In case you haven’t noticed, I have a bone to pick with this part of the research. Not only have I never considered myself “asexual due to despair,” but my brief stint with what these researchers would categorize as a trigger for asexuality completely backfired. The incident went something like this:
I was about 14 or 15. My dad was helping me get dressed and ready for school, a part of my daily routine, while I was still half-asleep (also part of my daily routine) I remember looking at my stomach, which was protruding because I was sitting, and saying, “Ugh. How will a guy ever like me?” I was mostly mumbling to myself and expected the usual, “Don’t be silly,” response from my dad, if any response at all, when he said:
“Things are going to be different for you.”
I woke up in that moment.
“What do you mean?” I asked, unsure I wanted his answer.
“Some boys might not see you like that because you’re disabled. It might make things more difficult for you,” he answered, in his usual frank way.
That tid-bit of truth given to me as a teen is the closest I’ve come to asexuality. It was discouraging, but I knew enough to realize it was real. And rather than becoming asexual, it made me more boy-crazy than ever (that’s a story for a whole other entry).
Unfortunately, the concept of asexuality is not discreetly defined within the study, but in its context throughout the study, it seems to refer to a lack-luster toward sex. I can’t help but wonder how asexual people would feel about this interpretation. From what I understand, asexuality is a sexual orientation, not a switch to flick on and off according to individual circumstance.
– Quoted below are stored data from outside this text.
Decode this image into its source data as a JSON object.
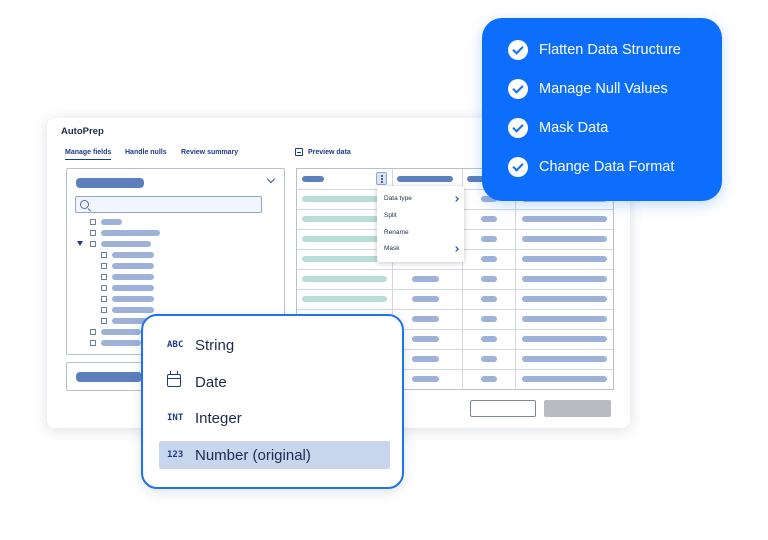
{
  "app": {
    "title": "AutoPrep",
    "tabs": [
      {
        "label": "Manage fields",
        "active": true
      },
      {
        "label": "Handle nulls",
        "active": false
      },
      {
        "label": "Review summary",
        "active": false
      }
    ],
    "preview_label": "Preview data",
    "field_search": {
      "placeholder": ""
    }
  },
  "context_menu": {
    "items": [
      {
        "label": "Data type",
        "has_submenu": true
      },
      {
        "label": "Split",
        "has_submenu": false
      },
      {
        "label": "Rename",
        "has_submenu": false
      },
      {
        "label": "Mask",
        "has_submenu": true
      }
    ]
  },
  "features": [
    {
      "label": "Flatten Data Structure",
      "icon": "check-circle-icon"
    },
    {
      "label": "Manage Null Values",
      "icon": "check-circle-icon"
    },
    {
      "label": "Mask Data",
      "icon": "check-circle-icon"
    },
    {
      "label": "Change Data Format",
      "icon": "check-circle-icon"
    }
  ],
  "data_types": [
    {
      "icon_text": "ABC",
      "label": "String",
      "selected": false
    },
    {
      "icon_text": "",
      "icon": "calendar-icon",
      "label": "Date",
      "selected": false
    },
    {
      "icon_text": "INT",
      "label": "Integer",
      "selected": false
    },
    {
      "icon_text": "123",
      "label": "Number (original)",
      "selected": true
    }
  ],
  "colors": {
    "accent": "#0d6efd",
    "navy": "#1d3a8a",
    "selected_row": "#c8d6ed",
    "placeholder_dark": "#5e7fbd",
    "placeholder_light": "#9eb1d8",
    "placeholder_green": "#b8ddd7"
  }
}
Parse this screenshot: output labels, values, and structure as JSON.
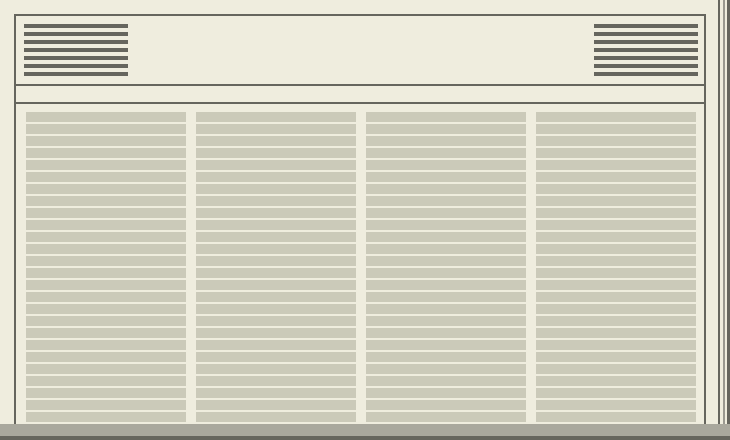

It is not a symptom of a greater problem, or even a conscious choice, but a way of being. A lifestyle.
Whether or not it is asexuality that the research is actually reporting, its findings admit that loss of sexual interest is both a choice and a societal stereotype that is internalized by disabled women. This is the thinking that, “No one will find me attractive, therefore I am not attractive, and never will be.” It is upsetting to me that a different societal approach is not taken, something more along the lines of, “Sexual until proven uninterested.” because clearly this stereotype not only perpetuates ignorance among able-bodies, but is harmful to disabled women'self-image as well.
Having to wonder about the motives of men buying them drinks or personal body image issues is something every woman will find themselves worrying about at some point. But with the added layers of what I call the convenience motive, as well as the badgering of undesirability stereotypes, the sexual satisfaction of disabled women becomes extra complicated. And only by breaking these assumptions, can we work towards sexual satisfaction for everybody.